Quando adulto, na idade já permitida a confidências, os mais velhos da família confiaram-me todos os segredos. Verdades transmitidas de geração em geração, manchadas por esquecimentos e algum facciosismo, mas tão verdades como quaisquer outras. Foi nessa altura que desvendei que a família da referida já há muito pertencia à classe das aves e que além dela havia na aldeia uma catrefada de bichos com aparência humana, desde os mais comuns, os burros, por falta de inteligência, alguns cavalos pela escassez de jeito em lidar com o social, ratos e ratazanas por deitarem a mão ao alheio, cobras pela sua língua bifurcada e viperina, doninhas fedorentas por razões óbvias, porcos, macacos, lobos e cordeiros, por requisitos vários.
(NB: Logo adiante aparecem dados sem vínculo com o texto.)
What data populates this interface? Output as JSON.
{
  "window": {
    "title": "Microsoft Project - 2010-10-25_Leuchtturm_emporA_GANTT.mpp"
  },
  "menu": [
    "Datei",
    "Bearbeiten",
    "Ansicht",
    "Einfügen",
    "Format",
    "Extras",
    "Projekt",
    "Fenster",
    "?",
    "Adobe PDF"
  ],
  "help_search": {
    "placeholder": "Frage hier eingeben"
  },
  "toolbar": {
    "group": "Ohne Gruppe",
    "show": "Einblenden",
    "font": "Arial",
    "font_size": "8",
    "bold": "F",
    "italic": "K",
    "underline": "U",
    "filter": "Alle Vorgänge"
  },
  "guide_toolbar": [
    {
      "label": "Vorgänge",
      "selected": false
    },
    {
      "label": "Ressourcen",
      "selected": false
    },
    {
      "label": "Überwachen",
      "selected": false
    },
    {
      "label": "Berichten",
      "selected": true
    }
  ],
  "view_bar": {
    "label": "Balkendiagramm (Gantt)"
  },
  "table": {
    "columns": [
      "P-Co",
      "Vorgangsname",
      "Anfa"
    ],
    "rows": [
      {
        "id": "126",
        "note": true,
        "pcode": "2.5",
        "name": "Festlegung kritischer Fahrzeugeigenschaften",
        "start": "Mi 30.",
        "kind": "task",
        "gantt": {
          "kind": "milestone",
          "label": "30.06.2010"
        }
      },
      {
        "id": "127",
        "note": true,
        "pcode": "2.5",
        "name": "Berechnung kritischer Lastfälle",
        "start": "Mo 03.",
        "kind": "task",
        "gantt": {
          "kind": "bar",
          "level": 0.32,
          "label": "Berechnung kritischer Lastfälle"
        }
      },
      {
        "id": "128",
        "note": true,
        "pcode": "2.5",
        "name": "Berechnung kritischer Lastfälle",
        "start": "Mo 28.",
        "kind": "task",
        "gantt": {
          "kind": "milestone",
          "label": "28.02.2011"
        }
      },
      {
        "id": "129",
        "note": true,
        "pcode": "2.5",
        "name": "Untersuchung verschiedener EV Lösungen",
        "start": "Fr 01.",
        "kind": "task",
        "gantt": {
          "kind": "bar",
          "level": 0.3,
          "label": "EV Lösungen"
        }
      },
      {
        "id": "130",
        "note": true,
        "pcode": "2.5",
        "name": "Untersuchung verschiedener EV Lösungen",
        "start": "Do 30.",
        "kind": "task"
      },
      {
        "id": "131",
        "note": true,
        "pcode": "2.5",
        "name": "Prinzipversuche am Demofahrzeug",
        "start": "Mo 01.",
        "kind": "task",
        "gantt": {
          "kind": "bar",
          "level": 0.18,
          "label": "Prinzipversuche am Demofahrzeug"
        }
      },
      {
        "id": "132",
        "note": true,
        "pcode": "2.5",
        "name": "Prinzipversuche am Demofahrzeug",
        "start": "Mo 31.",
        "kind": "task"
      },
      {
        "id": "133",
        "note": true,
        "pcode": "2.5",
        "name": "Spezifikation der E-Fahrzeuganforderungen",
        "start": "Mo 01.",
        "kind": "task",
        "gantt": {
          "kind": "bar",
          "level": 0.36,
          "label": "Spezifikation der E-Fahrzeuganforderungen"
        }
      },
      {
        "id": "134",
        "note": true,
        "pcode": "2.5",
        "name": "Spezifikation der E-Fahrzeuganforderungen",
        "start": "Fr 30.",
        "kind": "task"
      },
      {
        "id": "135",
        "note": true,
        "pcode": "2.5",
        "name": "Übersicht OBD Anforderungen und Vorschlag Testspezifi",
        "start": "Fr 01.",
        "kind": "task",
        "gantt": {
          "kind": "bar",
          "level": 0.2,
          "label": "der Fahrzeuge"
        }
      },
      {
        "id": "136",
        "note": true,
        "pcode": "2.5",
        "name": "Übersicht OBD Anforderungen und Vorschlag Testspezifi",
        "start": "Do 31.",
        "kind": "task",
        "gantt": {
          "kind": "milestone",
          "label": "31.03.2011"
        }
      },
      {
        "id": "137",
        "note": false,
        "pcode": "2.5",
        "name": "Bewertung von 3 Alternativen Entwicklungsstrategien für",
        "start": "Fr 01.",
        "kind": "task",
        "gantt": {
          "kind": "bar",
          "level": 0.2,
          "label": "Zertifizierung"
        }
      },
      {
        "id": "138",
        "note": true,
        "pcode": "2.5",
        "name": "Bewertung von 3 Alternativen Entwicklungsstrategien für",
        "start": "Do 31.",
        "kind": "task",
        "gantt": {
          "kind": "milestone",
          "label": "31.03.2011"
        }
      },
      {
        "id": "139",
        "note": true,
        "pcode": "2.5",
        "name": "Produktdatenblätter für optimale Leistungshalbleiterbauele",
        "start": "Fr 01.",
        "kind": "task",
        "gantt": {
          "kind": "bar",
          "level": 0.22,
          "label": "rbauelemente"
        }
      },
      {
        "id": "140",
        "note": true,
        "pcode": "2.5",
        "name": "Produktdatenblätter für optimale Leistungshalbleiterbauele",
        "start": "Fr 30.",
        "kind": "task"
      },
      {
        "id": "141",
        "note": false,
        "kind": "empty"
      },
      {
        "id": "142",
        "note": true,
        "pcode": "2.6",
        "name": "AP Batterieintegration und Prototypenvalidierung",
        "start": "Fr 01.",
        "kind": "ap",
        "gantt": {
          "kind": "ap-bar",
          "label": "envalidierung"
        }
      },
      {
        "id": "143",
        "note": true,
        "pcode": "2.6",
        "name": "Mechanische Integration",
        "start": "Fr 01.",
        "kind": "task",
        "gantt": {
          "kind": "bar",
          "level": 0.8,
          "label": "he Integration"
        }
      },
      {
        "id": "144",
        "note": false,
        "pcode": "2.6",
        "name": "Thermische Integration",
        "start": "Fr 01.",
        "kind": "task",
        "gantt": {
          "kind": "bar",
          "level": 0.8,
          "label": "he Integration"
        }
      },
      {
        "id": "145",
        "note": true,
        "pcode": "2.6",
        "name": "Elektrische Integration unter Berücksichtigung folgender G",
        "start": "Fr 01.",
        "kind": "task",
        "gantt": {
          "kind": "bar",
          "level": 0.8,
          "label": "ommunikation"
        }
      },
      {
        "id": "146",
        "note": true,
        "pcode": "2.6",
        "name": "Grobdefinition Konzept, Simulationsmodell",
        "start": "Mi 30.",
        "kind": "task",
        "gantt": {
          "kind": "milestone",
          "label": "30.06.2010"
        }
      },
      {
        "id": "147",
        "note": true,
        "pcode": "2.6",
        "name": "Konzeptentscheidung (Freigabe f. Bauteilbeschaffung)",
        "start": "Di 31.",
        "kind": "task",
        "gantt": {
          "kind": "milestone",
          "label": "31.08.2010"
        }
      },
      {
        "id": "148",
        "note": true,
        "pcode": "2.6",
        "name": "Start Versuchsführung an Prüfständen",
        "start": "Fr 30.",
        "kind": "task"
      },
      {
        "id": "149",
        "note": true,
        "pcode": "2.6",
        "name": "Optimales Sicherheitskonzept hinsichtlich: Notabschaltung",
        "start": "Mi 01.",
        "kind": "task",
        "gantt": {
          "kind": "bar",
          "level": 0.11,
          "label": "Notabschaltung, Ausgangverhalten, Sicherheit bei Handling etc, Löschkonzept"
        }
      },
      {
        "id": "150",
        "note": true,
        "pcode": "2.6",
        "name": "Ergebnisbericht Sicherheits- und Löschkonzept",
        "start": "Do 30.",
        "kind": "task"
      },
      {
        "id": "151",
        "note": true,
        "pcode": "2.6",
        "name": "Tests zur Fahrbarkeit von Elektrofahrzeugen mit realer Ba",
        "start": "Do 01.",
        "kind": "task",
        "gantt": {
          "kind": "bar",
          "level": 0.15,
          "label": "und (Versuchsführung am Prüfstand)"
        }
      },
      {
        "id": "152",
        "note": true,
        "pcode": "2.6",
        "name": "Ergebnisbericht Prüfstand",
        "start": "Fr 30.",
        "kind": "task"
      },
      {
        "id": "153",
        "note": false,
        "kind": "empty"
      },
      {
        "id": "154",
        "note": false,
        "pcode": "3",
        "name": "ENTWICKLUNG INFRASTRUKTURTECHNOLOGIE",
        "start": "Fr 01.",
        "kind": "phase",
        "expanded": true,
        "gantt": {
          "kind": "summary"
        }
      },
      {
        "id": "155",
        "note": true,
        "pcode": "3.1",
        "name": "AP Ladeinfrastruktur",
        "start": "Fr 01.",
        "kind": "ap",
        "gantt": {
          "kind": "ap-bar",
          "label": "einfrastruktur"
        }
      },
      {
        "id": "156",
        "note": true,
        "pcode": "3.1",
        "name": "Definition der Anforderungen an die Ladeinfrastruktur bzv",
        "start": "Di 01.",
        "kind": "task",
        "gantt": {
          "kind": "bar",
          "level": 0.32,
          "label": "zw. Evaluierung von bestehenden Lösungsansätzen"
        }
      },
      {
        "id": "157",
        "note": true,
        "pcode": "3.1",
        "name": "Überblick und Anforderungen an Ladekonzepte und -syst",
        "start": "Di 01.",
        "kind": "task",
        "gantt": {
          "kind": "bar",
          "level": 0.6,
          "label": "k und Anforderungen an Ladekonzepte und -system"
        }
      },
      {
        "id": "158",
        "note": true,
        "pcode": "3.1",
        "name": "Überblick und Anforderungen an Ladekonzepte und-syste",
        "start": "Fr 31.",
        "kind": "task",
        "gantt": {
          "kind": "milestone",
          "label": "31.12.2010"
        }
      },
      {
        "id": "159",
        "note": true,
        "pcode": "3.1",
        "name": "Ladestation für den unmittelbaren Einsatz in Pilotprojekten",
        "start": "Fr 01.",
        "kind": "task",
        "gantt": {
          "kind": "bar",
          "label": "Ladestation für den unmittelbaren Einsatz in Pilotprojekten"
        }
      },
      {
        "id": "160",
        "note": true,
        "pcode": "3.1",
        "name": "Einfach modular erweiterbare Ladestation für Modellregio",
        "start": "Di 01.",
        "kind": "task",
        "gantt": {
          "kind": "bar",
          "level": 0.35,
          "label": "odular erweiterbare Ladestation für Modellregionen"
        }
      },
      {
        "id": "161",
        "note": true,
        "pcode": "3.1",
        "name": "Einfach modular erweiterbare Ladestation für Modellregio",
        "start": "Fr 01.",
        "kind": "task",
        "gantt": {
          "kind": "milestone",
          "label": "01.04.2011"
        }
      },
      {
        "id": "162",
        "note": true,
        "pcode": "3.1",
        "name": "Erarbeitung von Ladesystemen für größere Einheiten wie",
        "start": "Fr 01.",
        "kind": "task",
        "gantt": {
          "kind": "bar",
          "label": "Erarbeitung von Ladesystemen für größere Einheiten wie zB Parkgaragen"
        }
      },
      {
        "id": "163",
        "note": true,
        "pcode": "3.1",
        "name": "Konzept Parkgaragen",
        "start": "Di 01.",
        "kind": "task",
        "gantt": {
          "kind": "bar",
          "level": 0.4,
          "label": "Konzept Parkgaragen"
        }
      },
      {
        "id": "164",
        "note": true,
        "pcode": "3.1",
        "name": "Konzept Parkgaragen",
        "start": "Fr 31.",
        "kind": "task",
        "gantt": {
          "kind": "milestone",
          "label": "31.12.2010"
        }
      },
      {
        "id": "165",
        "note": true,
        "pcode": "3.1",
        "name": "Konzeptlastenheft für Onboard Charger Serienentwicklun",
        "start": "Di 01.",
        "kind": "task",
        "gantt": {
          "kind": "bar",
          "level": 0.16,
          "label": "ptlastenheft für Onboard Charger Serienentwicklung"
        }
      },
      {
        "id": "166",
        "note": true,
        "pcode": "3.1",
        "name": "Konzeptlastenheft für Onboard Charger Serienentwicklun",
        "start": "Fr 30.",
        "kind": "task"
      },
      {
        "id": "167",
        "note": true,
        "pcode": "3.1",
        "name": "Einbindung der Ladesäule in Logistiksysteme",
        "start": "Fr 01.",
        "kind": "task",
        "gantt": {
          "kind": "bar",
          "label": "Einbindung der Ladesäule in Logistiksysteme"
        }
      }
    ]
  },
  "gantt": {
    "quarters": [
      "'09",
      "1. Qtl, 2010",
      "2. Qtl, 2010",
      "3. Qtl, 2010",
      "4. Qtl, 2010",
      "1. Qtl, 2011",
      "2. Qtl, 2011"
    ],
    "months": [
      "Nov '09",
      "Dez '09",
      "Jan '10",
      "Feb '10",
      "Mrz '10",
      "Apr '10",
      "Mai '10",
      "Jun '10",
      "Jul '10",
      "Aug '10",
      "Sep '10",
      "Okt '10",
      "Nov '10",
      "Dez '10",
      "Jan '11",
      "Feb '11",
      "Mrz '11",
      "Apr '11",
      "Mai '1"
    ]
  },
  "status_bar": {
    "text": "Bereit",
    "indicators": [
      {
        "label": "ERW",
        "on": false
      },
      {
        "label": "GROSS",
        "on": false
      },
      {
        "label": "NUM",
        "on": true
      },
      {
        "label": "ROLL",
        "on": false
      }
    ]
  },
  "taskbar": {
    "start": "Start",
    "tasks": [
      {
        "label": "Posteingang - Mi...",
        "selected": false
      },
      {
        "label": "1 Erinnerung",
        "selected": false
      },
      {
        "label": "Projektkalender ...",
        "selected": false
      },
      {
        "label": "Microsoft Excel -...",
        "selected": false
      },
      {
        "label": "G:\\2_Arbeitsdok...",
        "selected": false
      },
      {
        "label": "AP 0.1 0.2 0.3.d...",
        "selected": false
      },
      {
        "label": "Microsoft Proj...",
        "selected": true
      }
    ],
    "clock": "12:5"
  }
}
Na boca sábia dos antigos nada escapa e tudo tem nome. Qualquer acto encaixa num figurino e, no fundo, poucos são humanos como eles próprios. O seu conhecimento profundo da animalidade dava-lhes tipologias de comportamentos que assentavam como uma luva na conduta dos vizinhos, desvendando por baixo dos tapumes um autêntico jardim zoológico em plena aldeia. E, se quase todos eram falsas aparências, perguntei se aos nossos olhos – da família – mais alguém seria humano como nós. Claro que sim! Relações sem mácula, solidariedade centenária entre famílias mais chegadas, motivos para se confiar que a espécie não estava em perigo de extinção.
Mas desde aí pairaram sempre dúvidas da minha humanidade aos olhos dos outros. Na certeza porém de que aquela galinha que depenicava couves, engolia milho, soltava ovos brancos com gemas mais amarelas que girassóis e fugia espavorida sempre que me via tinha uma pancada só admissível nos humanos…
4 comentários:
Obrigada.
Assim, sinto-me mais humana...
Beijo*
Mural da história:
Dantes as modelos eram mais rechonchudas.
afinal o texto voltou. :)
Não percebo por que razão recolheste o texto ao covil!É engraçadíssimo, estimulante...
Já agora, por covil, que animal isto implicará? Se fosses um, eras certamente o mocho sapiente, mas esse não tem covil.